Training and Certification

No matter what type of information is collected by MBSS surveys, scientific rigor and confidence in results is important. To ensure consistency, data comparability, and data quality, DNR staff and other stream monitoring professionals working on the MBSS undergo training. Opportunities to become certified in certain MBSS sampling methods are also offered. Those who attend training and pass the same written tests and field audits as DNR staff are provided with documentation indicating that their methods are consistent with those for the MBSS. Consistent sampling protocols used by professionals collecting data throughout Maryland’s streams allow for seamless comparability across projects and agencies for stream assessments—and also add data beyond those collected by DNR for assessing the health of Maryland’s waters.

Photo of two people looking under rock in stream

Volunteers attend a Stream Waders training

Citizen Science

Maryland Stream Waders are volunteers trained by department staff to collect certain data from select Maryland streams. Through this opportunity, volunteers become informed about and engaged in benthic macroinvertebrate monitoring. Stream Waders data help DNR understand the families of benthic macroinvertebrates present in watersheds where certain DNR projects are occurring and give a preliminary screening of stream condition.
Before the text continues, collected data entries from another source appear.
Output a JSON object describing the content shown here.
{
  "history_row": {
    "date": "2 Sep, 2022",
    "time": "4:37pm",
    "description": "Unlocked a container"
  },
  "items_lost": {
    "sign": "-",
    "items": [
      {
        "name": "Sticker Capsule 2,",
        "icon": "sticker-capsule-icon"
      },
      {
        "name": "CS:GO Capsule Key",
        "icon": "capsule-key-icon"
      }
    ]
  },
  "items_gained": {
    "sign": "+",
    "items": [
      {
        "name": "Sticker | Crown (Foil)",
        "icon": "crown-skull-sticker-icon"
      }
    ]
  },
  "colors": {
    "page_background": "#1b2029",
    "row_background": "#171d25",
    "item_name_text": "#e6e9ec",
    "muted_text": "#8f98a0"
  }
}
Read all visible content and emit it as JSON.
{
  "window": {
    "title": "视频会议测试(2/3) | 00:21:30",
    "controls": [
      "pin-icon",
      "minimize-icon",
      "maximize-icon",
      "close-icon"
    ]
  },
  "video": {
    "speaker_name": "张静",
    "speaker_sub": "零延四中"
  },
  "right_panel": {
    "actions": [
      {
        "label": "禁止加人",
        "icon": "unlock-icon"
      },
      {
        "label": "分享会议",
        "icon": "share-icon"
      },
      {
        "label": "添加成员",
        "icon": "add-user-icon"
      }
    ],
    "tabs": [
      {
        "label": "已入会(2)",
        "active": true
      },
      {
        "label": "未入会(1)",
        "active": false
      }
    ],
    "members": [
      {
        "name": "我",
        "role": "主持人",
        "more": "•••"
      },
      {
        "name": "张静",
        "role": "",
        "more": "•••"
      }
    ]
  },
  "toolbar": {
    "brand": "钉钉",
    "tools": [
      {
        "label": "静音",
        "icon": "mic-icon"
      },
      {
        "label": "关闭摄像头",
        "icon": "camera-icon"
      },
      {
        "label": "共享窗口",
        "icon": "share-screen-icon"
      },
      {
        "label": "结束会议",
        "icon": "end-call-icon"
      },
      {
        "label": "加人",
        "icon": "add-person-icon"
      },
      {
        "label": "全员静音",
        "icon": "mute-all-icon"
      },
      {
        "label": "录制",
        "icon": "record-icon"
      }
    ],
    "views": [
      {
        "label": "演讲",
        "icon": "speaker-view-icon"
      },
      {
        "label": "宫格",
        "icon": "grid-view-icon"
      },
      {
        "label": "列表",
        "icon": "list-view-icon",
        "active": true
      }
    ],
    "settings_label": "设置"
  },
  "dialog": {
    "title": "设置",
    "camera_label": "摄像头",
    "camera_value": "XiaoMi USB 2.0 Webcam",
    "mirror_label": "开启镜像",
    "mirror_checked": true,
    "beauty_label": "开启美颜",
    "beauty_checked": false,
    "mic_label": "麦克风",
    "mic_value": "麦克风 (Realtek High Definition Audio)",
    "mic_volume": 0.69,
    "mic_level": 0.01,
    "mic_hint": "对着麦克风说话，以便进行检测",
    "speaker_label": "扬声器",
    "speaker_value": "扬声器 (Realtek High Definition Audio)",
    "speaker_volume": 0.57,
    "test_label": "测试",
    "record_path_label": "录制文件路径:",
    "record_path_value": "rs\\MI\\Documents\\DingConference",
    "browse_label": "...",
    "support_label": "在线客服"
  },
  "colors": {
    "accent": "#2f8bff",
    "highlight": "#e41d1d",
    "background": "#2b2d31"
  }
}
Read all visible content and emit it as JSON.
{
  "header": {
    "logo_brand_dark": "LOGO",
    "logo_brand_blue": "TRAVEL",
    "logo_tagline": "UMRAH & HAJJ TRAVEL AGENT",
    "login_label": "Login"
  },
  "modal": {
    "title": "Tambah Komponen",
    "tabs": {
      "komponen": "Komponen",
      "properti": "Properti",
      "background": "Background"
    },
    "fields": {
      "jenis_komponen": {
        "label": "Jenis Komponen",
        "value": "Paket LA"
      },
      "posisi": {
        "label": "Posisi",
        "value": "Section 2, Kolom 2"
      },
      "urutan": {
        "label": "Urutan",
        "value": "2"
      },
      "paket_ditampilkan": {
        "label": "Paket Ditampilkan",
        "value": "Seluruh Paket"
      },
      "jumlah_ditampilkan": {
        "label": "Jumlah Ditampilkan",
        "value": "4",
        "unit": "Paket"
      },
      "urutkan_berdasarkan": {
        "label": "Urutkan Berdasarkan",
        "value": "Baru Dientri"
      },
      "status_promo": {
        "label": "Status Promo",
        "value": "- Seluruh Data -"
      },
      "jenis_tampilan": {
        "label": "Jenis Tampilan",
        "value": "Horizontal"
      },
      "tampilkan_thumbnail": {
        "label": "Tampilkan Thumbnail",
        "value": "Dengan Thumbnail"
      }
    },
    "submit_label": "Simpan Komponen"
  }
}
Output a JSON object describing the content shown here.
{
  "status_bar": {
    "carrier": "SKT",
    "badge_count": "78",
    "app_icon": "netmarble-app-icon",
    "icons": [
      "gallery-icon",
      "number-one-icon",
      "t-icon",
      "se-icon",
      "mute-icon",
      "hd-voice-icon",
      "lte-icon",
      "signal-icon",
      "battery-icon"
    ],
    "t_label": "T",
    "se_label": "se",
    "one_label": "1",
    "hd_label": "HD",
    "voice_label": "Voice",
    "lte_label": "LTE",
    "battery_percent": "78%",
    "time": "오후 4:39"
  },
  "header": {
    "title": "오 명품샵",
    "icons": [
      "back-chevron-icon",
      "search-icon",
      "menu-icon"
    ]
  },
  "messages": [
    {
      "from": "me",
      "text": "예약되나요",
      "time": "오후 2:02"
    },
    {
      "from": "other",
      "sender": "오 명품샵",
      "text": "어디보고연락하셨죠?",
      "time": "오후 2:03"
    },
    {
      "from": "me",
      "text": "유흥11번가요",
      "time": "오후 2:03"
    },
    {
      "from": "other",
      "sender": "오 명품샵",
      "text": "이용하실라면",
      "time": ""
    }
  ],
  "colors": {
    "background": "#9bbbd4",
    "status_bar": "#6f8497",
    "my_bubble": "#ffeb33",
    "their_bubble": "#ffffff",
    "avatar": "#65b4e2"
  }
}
The Future Involves Looking Back

Measuring and documenting the conditions of Maryland’s streams through the projects and partnerships described here (and others) provides the basis to help inform stream management in Maryland. As this work continues, an essential question is whether stream ecological conditions are changing over time. MBSS recently re-sampled more than 400 stream sites that were initially sampled up to 20 years ago. The data from this five year sampling effort have been compiled and will be analyzed over the next couple of years.

www.streamhealth.maryland.gov

Scott Stranko is the director of monitoring and nontidal assessment for the Maryland Department of Natural Resources. Appears in Vol. 23, No. 1 of the Maryland Natural Resource magazine, spring 2020.